Musk was also awarded a new compensation package at the start of 2026 that could grant him up to 1 billion shares of Class B stock if he achieves two ambitious milestones: increasing SpaceX’s value to $7.5 trillion and establishing a permanent human colony on Mars with at least one million inhabitants. He could earn additional shares if the company builds space-based data centers capable of delivering 100 terawatts of compute per year.
What the IPO means for investors
For potential investors, the S-1 presents a company with a profitable core business in Starlink, but one that is spending heavily on speculative ventures with uncertain payoffs. The filing includes 36 pages of risk factors, ranging from the technical challenges of Starship to the regulatory and competitive pressures in AI.
SpaceX claims it has identified the “largest actionable total addressable market in human history” at $28.5 trillion, with $22.7 trillion attributed to enterprise AI applications. However, the company’s AI division has yet to demonstrate the growth rates of its competitors, and the path to profitability remains unclear.
Conclusion
The SpaceX IPO represents a landmark moment for public markets, offering investors a rare chance to buy into a company that has already transformed space access and satellite communications. But the S-1 also reveals a business that is deeply tied to Elon Musk’s personal vision and risk appetite, with enormous sums being poured into AI and Starship development. The success of the offering will depend on whether the market shares Musk’s conviction that these bets will pay off in the long run.
FAQs
Q1: When will SpaceX go public?
SpaceX is expected to list on the Nasdaq under the ticker “SPCX” later this year, though no exact date has been set. The IPO is expected to raise approximately $75 billion at a valuation of $1.75 trillion.

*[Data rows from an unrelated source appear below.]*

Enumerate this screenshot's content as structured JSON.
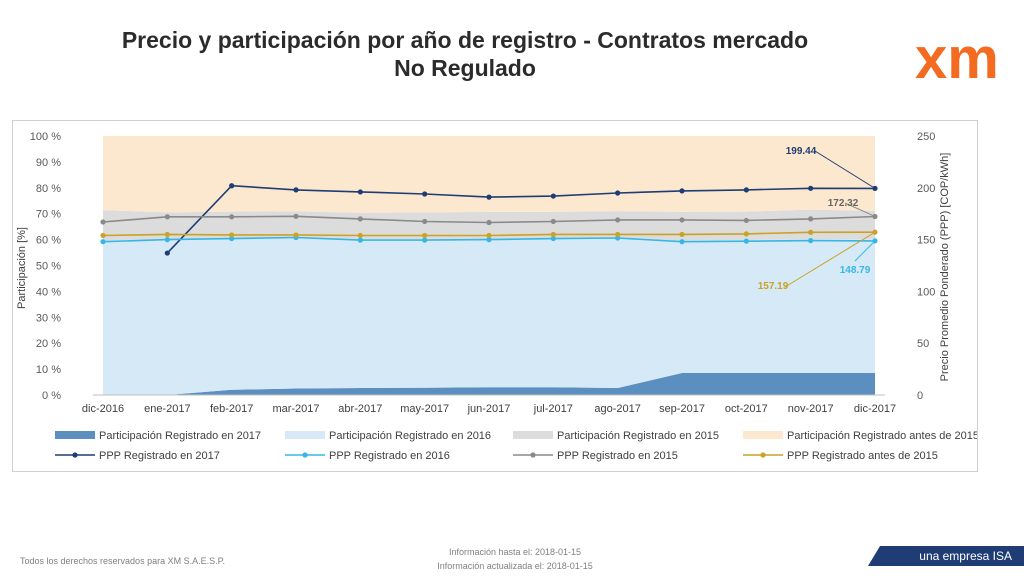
{
  "header": {
    "title_line1": "Precio y participación por año de registro - Contratos mercado",
    "title_line2": "No Regulado",
    "logo_text": "xm",
    "logo_color": "#f26b21"
  },
  "chart_data": {
    "type": "area",
    "categories": [
      "dic-2016",
      "ene-2017",
      "feb-2017",
      "mar-2017",
      "abr-2017",
      "may-2017",
      "jun-2017",
      "jul-2017",
      "ago-2017",
      "sep-2017",
      "oct-2017",
      "nov-2017",
      "dic-2017"
    ],
    "y_left": {
      "label": "Participación [%]",
      "ticks": [
        "0 %",
        "10 %",
        "20 %",
        "30 %",
        "40 %",
        "50 %",
        "60 %",
        "70 %",
        "80 %",
        "90 %",
        "100 %"
      ],
      "range": [
        0,
        100
      ]
    },
    "y_right": {
      "label": "Precio Promedio Ponderado (PPP) [COP/kWh]",
      "ticks": [
        "0",
        "50",
        "100",
        "150",
        "200",
        "250"
      ],
      "range": [
        0,
        250
      ]
    },
    "areas": [
      {
        "name": "Participación Registrado en  2017",
        "color": "#5b8fbf",
        "values": [
          0,
          0,
          2,
          2.5,
          2.7,
          2.8,
          3,
          3,
          2.7,
          8.5,
          8.5,
          8.5,
          8.5
        ]
      },
      {
        "name": "Participación Registrado en  2016",
        "color": "#d6e9f7",
        "values": [
          59.6,
          60.2,
          58.6,
          58.2,
          57.5,
          57.4,
          57.2,
          57.5,
          58.2,
          51,
          51.3,
          51.6,
          51.6
        ]
      },
      {
        "name": "Participación Registrado en  2015",
        "color": "#dcdcdc",
        "values": [
          11.8,
          10.3,
          10.2,
          10.2,
          10.2,
          10.3,
          10.5,
          10.2,
          10.1,
          11.2,
          11,
          11.5,
          11
        ]
      },
      {
        "name": "Participación Registrado antes de  2015",
        "color": "#fce8cf",
        "values": [
          28.6,
          29.5,
          29.2,
          29.1,
          29.6,
          29.5,
          29.3,
          29.3,
          29,
          29.3,
          29.2,
          28.4,
          28.9
        ]
      }
    ],
    "lines": [
      {
        "name": "PPP Registrado en  2017",
        "color": "#1f3d74",
        "values": [
          null,
          137,
          202,
          198,
          196,
          194,
          191,
          192,
          195,
          197,
          198,
          199.5,
          199.44
        ]
      },
      {
        "name": "PPP Registrado en  2016",
        "color": "#35b7e5",
        "values": [
          148,
          150,
          151,
          152,
          149.5,
          149.5,
          150,
          151,
          151.5,
          148,
          148.5,
          149,
          148.79
        ]
      },
      {
        "name": "PPP Registrado en  2015",
        "color": "#8a8a8a",
        "values": [
          167,
          172,
          172,
          172.5,
          170,
          167.5,
          166.5,
          167.5,
          169,
          169,
          168.5,
          170,
          172.32
        ]
      },
      {
        "name": "PPP Registrado antes de  2015",
        "color": "#c9a227",
        "values": [
          154,
          155,
          154.5,
          154.5,
          154,
          154,
          154,
          155,
          155,
          155,
          155.5,
          157,
          157.19
        ]
      }
    ],
    "annotations": [
      {
        "text": "199.44",
        "series": "PPP Registrado en  2017",
        "color": "#1f3d74"
      },
      {
        "text": "172.32",
        "series": "PPP Registrado en  2015",
        "color": "#666666"
      },
      {
        "text": "148.79",
        "series": "PPP Registrado en  2016",
        "color": "#35b7e5"
      },
      {
        "text": "157.19",
        "series": "PPP Registrado antes de  2015",
        "color": "#c9a227"
      }
    ],
    "legend_position": "bottom"
  },
  "footer": {
    "rights": "Todos los derechos reservados para XM S.A.E.S.P.",
    "info_until": "Información hasta el: 2018-01-15",
    "info_updated": "Información actualizada el: 2018-01-15",
    "band_text": "una empresa ISA"
  }
}
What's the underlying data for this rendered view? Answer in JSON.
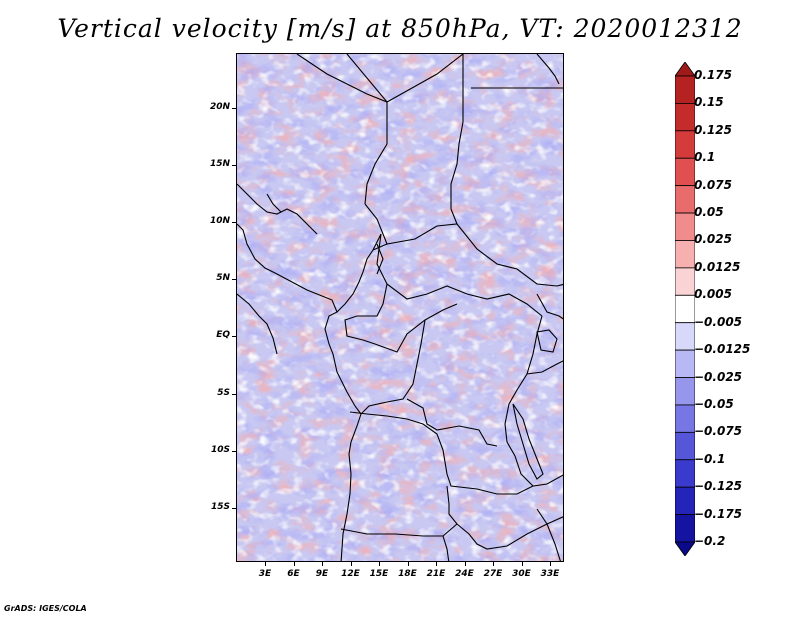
{
  "title": "Vertical velocity [m/s] at 850hPa, VT: 2020012312",
  "credit": "GrADS: IGES/COLA",
  "latitude_labels": [
    "20N",
    "15N",
    "10N",
    "5N",
    "EQ",
    "5S",
    "10S",
    "15S"
  ],
  "longitude_labels": [
    "3E",
    "6E",
    "9E",
    "12E",
    "15E",
    "18E",
    "21E",
    "24E",
    "27E",
    "30E",
    "33E"
  ],
  "colorbar": {
    "labels": [
      "0.175",
      "0.15",
      "0.125",
      "0.1",
      "0.075",
      "0.05",
      "0.025",
      "0.0125",
      "0.005",
      "−0.005",
      "−0.0125",
      "−0.025",
      "−0.05",
      "−0.075",
      "−0.1",
      "−0.125",
      "−0.175",
      "−0.2"
    ],
    "colors": [
      "#a01a1a",
      "#b42222",
      "#c42c2c",
      "#d43c3c",
      "#e05050",
      "#e86c6c",
      "#f08c8c",
      "#f6b0b0",
      "#fad4d4",
      "#ffffff",
      "#d8d8fa",
      "#b8b8f4",
      "#9696ec",
      "#7676e4",
      "#5656d8",
      "#3a3acc",
      "#2424b8",
      "#1414a0",
      "#0a0a88"
    ]
  }
}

Q2: How much money has SpaceX lost?
According to the S-1 filing, SpaceX has accumulated more than $37 billion in losses since its founding in 2002. In 2025 alone, the company lost $4.9 billion on revenue of $18 billion.
Q3: Will Elon Musk control SpaceX after the IPO?
Yes. Musk owns 93.6% of Class B stock, which gives him 85.1% of voting power. That stake is expected to remain above 50% after the IPO, allowing him to maintain control and avoid certain independent director requirements.
Q4: What is the role of AI in SpaceX’s business?
SpaceX merged with xAI, Musk’s artificial intelligence company, which houses the Grok chatbot. The AI division accounted for about 60% of SpaceX’s 2025 capital spending, or roughly $20 billion, but lost billions and grew revenue by only 22% — far below industry leaders.
Q5: What is the biggest risk for SpaceX?
The S-1 lists 36 pages of risk factors, but the most critical is the success of Starship. The rocket is essential for reducing launch costs, deploying next-generation satellites, and enabling Mars missions. Any significant delay or failure could materially affect SpaceX’s business.